Idle CPU Usage on Grafana seems extremely high: 70,000%+

Hi!

I recently hooked up my fly.io app (a multiplayer turn-based game server that operates over websockets) to the standard Grafana dashboard you guys provide & it seems to work great, although I noticed that even when I have no active connections, the “Idle” CPU usage seems consistently extremely high, e.g. at 73,059% in the screenshot below:

The query for the “Idle” CPU time is:

sum(irate(fly_instance_cpu{mode!='idle',mode!='user',mode!='system',mode!='iowait',mode!='irq',mode!='softirq',app=~"^$app$",region=~"^$region$",host=~"^$host$"}[$__rate_interval])) * 100

When I filter out the “Idle” CPU time, usage still seems pretty high, with a mysterious “other” category frequently being over 100%:

I’m assuming that this is just a quirk relating to how these numbers are being calculated / presented, I’ve heard that this number often doesn’t take into account multi-core architectures, for example.
It certainly doesn’t look like we’re using a crazy amount of CPU time:

We’re currently on the free tier while testing out fly.io, but I’m keen to migrate the game server over permanently. Since our app is quite likely to require work to improve performance / efficiency in the future, and I’m relatively new to the languages and frameworks involved I’m keen to have access to accurate performance metrics to ensure:

  1. We’re not doing anything really stupid in terms of performance that will result in high usage costs when we go live
  2. We can accurately measure the effectiveness of future changes which aim to improve performance / efficiency etc.

Any insight into why these numbers appear so high or any changes I should make to ensure Grafana displays more accurate / actionable info would be much appreciated!

Many thanks!

1 Like

We got the same problem. I think that fly_instance_cpu is actually the time the CPU spends being idle and not the percentage.

From the docs:

cpu is derived from /proc/stat, and counts the number of seconds spent each CPU (cpu_id) has spent performing different kinds of work (mode, which may be one of user, nice, system, idle, iowait, irq, softirq, steal, guest, guest_nice).

Given that I still don’t understand how the numbers would look like this though. Some more documentation around this would be greatly apreciated.

1 Like

Hi @Biggles,

Thanks for sharing this issue with the Grafana dashboards! I see the same thing on our Grafana dashboard, and have a couple answers for you:

  1. The CPU Time panel queries do have a bug- it looks like the unit for this metric is actually not seconds but kernel ticks (which are 1/100 of a second), so removing the * 100 will give more accurate results. The documentation states this incorrectly- thanks for catching this @Wayrunner, I’ll make sure this gets updated soon.
    I’ve also found that using rate instead of irate gives smoother results, which may be more useful (see this StackOverflow answer for more detail/discussion).

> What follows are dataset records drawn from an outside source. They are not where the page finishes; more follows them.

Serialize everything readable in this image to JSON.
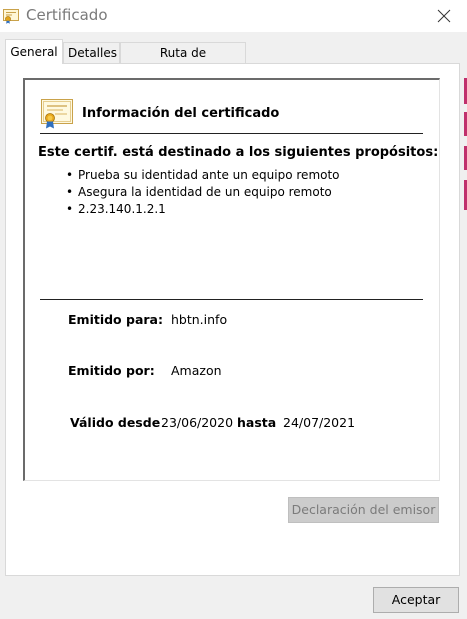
{
  "window": {
    "title": "Certificado"
  },
  "tabs": [
    {
      "label": "General",
      "active": true
    },
    {
      "label": "Detalles",
      "active": false
    },
    {
      "label": "Ruta de certificación",
      "active": false
    }
  ],
  "general": {
    "heading": "Información del certificado",
    "purpose_heading": "Este certif. está destinado a los siguientes propósitos:",
    "purposes": [
      "Prueba su identidad ante un equipo remoto",
      "Asegura la identidad de un equipo remoto",
      "2.23.140.1.2.1"
    ],
    "issued_to_label": "Emitido para:",
    "issued_to_value": "hbtn.info",
    "issued_by_label": "Emitido por:",
    "issued_by_value": "Amazon",
    "valid_from_label": "Válido desde",
    "valid_from_value": "23/06/2020",
    "valid_to_label": "hasta",
    "valid_to_value": "24/07/2021"
  },
  "buttons": {
    "issuer_statement": "Declaración del emisor",
    "accept": "Aceptar"
  },
  "icons": {
    "title": "certificate-icon",
    "close": "close-icon",
    "header": "certificate-icon"
  },
  "colors": {
    "title_text": "#7a7a7a",
    "disabled_button": "#cccccc",
    "accent_edge": "#c0306c"
  }
}
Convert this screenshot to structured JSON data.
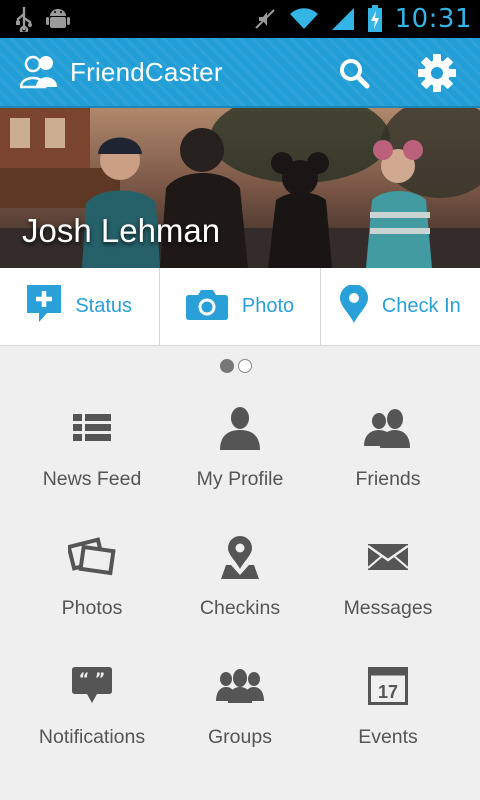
{
  "status_bar": {
    "time": "10:31",
    "icons": [
      "usb-icon",
      "android-debug-icon",
      "mute-icon",
      "wifi-icon",
      "signal-icon",
      "battery-charging-icon"
    ]
  },
  "action_bar": {
    "title": "FriendCaster",
    "logo_icon": "friends-logo-icon",
    "search_icon": "search-icon",
    "settings_icon": "gear-icon"
  },
  "profile": {
    "name": "Josh Lehman"
  },
  "quick_actions": [
    {
      "label": "Status",
      "icon": "add-status-icon"
    },
    {
      "label": "Photo",
      "icon": "camera-icon"
    },
    {
      "label": "Check In",
      "icon": "location-pin-icon"
    }
  ],
  "pager": {
    "pages": 2,
    "current": 1
  },
  "menu": [
    {
      "label": "News Feed",
      "icon": "list-icon"
    },
    {
      "label": "My Profile",
      "icon": "person-icon"
    },
    {
      "label": "Friends",
      "icon": "friends-icon"
    },
    {
      "label": "Photos",
      "icon": "photos-icon"
    },
    {
      "label": "Checkins",
      "icon": "map-pin-icon"
    },
    {
      "label": "Messages",
      "icon": "envelope-icon"
    },
    {
      "label": "Notifications",
      "icon": "speech-bubble-icon"
    },
    {
      "label": "Groups",
      "icon": "group-icon"
    },
    {
      "label": "Events",
      "icon": "calendar-icon",
      "calendar_day": "17"
    }
  ],
  "colors": {
    "accent": "#229ed6",
    "quick_action_text": "#2aa0d8",
    "menu_text": "#555555",
    "menu_icon": "#555555",
    "background": "#efefef"
  }
}
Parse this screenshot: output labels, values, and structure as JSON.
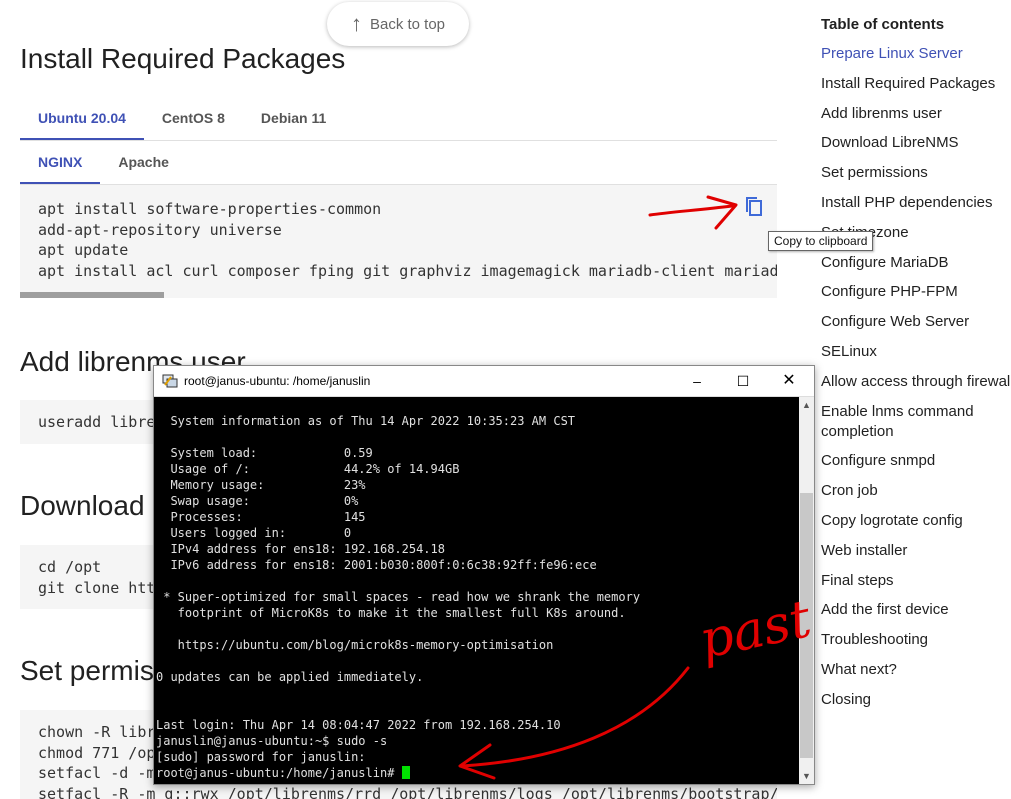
{
  "back_to_top": {
    "label": "Back to top"
  },
  "sections": {
    "install": "Install Required Packages",
    "add_user": "Add librenms user",
    "download": "Download L",
    "permissions": "Set permiss"
  },
  "os_tabs": [
    "Ubuntu 20.04",
    "CentOS 8",
    "Debian 11"
  ],
  "server_tabs": [
    "NGINX",
    "Apache"
  ],
  "install_code": [
    "apt install software-properties-common",
    "add-apt-repository universe",
    "apt update",
    "apt install acl curl composer fping git graphviz imagemagick mariadb-client mariadb"
  ],
  "copy_tooltip": "Copy to clipboard",
  "add_user_code": [
    "useradd libre"
  ],
  "download_code": [
    "cd /opt",
    "git clone htt"
  ],
  "permissions_code": [
    "chown -R libr",
    "chmod 771 /op",
    "setfacl -d -m",
    "setfacl -R -m g::rwx /opt/librenms/rrd /opt/librenms/logs /opt/librenms/bootstrap/c"
  ],
  "toc": {
    "title": "Table of contents",
    "items": [
      "Prepare Linux Server",
      "Install Required Packages",
      "Add librenms user",
      "Download LibreNMS",
      "Set permissions",
      "Install PHP dependencies",
      "Set timezone",
      "Configure MariaDB",
      "Configure PHP-FPM",
      "Configure Web Server",
      "SELinux",
      "Allow access through firewall",
      "Enable lnms command completion",
      "Configure snmpd",
      "Cron job",
      "Copy logrotate config",
      "Web installer",
      "Final steps",
      "Add the first device",
      "Troubleshooting",
      "What next?",
      "Closing"
    ]
  },
  "terminal": {
    "title": "root@janus-ubuntu: /home/januslin",
    "lines": [
      "  System information as of Thu 14 Apr 2022 10:35:23 AM CST",
      "",
      "  System load:            0.59",
      "  Usage of /:             44.2% of 14.94GB",
      "  Memory usage:           23%",
      "  Swap usage:             0%",
      "  Processes:              145",
      "  Users logged in:        0",
      "  IPv4 address for ens18: 192.168.254.18",
      "  IPv6 address for ens18: 2001:b030:800f:0:6c38:92ff:fe96:ece",
      "",
      " * Super-optimized for small spaces - read how we shrank the memory",
      "   footprint of MicroK8s to make it the smallest full K8s around.",
      "",
      "   https://ubuntu.com/blog/microk8s-memory-optimisation",
      "",
      "0 updates can be applied immediately.",
      "",
      "",
      "Last login: Thu Apr 14 08:04:47 2022 from 192.168.254.10",
      "januslin@janus-ubuntu:~$ sudo -s",
      "[sudo] password for januslin:",
      "root@janus-ubuntu:/home/januslin# "
    ]
  },
  "annotation_text": "past",
  "colors": {
    "accent": "#3f51b5",
    "annotation": "#e00000",
    "cursor": "#00e000"
  }
}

  2. We just launched a new set of dashboards on a managed Grafana at fly-metrics.net, which includes an updated CPU Utilization panel that should work correctly. These new dashboards will soon be added to the public repo and published to grafana’s portal so you can easily import into your own Grafana instance.

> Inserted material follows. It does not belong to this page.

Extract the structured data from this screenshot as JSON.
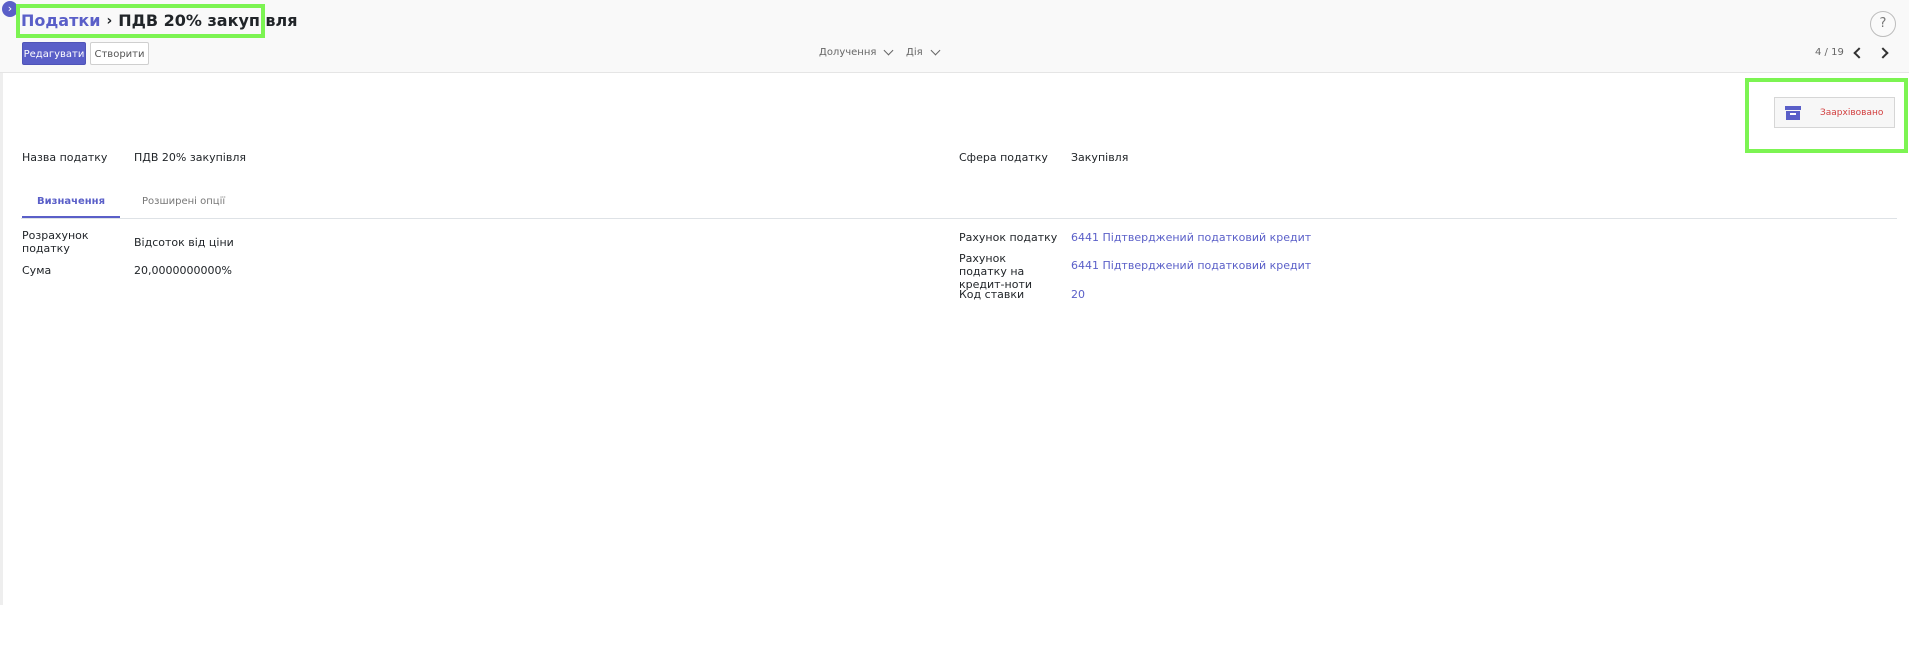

    This dashboard uses the following query which I would recommend:

    (sum(rate(fly_instance_cpu{instance="$instance",mode!="idle"}[60s]))by(mode)>0) / count(fly_instance_cpu{instance="$instance",mode="idle"})

    Dividing the sum{mode!="idle"} by count{mode="idle"} gives you a 0-100% (non-idle) utilization across all CPUs on the instance.

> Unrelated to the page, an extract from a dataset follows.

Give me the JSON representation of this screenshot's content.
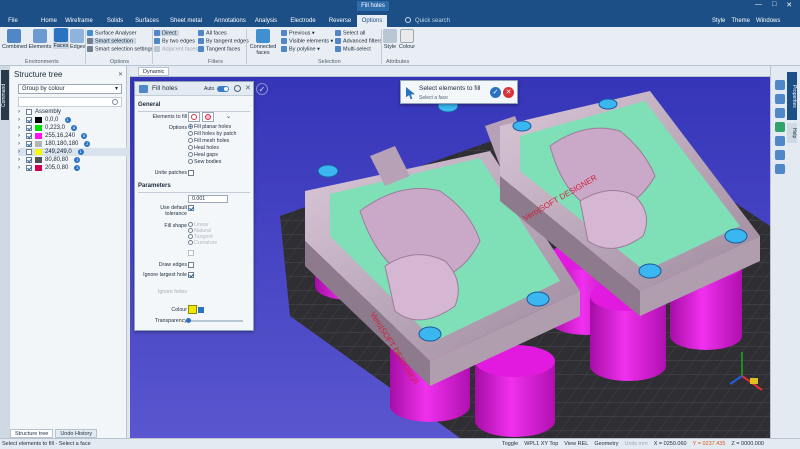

    The ‘per-cpu’ utilization query gives you 0-100% utilization for each individual CPU:

    sum(rate(fly_instance_cpu{instance="$instance",mode!="idle"}[60s]))by(cpu_id)

    I find that both views together are helpful to get a more complete picture of what’s going on CPU-wise with an instance.

Hope this is helpful!

1 Like

Brilliant, thanks for the fast response, that’s cleared up a whole bunch of stuff! Also realised I had the app field still set to All but after implementing some of your suggested changes, I’m now getting far more sensible results for our playtest server:

This represents a 3-player internal test game from 16:00 - 16:30 followed by what appears to be a couple of games in progress following the announcement on our Discord around 18:00 & if this is accurate, it looks promising!

Now I’ve just got to work out how to get custom metrics into Grafana, but think I’m pretty close on that front.

Thanks again for the help!